Speaking at the event, President of the Guyana Hindu Dharmic Sabha, Dr. Vindhya Persaud said “the history of the Rangoli in the country was started right here at the Dharmic Indra when the wife of the first secretary of the Indian High Commissioner over 25 years ago introduced it to Guyana, since then we at the Guyana Hindu Dharmic Sabha would have been teaching Rangoli and encouraging it across the country.”
The schools were judged following which a trophy and a certificate of participation were presented to each of the participating school. The top five schools received first to fifth trophies and the top three schools were given additional prizes for their schools, Dr. Vindhya Persaud explained.
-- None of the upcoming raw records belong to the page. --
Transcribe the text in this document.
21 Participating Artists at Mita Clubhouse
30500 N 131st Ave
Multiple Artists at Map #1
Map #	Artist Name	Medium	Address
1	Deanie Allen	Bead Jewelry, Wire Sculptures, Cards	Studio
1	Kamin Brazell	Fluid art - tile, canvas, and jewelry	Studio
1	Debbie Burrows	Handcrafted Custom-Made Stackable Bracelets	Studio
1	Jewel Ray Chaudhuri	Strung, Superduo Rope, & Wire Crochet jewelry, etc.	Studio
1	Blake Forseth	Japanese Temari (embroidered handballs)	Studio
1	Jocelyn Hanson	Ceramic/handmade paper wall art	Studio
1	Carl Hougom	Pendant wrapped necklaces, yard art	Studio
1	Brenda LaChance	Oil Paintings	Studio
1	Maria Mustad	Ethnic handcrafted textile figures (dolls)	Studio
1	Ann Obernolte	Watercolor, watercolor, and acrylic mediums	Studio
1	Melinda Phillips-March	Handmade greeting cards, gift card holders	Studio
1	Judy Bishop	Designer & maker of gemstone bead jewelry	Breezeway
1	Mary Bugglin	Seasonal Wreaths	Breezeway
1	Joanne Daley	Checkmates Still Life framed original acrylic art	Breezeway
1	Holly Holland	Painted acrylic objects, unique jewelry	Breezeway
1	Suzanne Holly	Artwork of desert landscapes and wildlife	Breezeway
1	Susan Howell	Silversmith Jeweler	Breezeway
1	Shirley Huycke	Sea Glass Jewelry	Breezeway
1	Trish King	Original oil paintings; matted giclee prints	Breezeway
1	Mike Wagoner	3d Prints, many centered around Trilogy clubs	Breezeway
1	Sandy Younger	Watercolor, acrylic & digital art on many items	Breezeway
After a great display of talent and creativity, the winners were announced; Marian Academy came in first followed by Mae’s School, then St. Roses High School, fourth place was awarded to Bishop High School and in fifth place was Cacique Accounting School. Prizes for participation were also awarded to, Rajiv Gandhi University, Tucville Secondary, Queens College, St Joseph’s High School, Kingston Secondary, Tutorial High School, New Campbellville Secondary.
Dr. Persaud said, “it [Rangoli] is not only limited to schools, but people also make Rangolis when they have festivals, pujas and other celebrations.” She also mentioned that “our young people have an opportunity to learn of each other’s cultures, to research to understand each other and most importantly to start here with team spirit”.
Rangoli is an art form has its roots in India. In this art form, simple or intricate patterns are drawn by hand on the floor in a room of a house, or out on the road or in the courtyard. These are then filled with using various material most often coloured or dyed rice or flour and often adorned with flowers.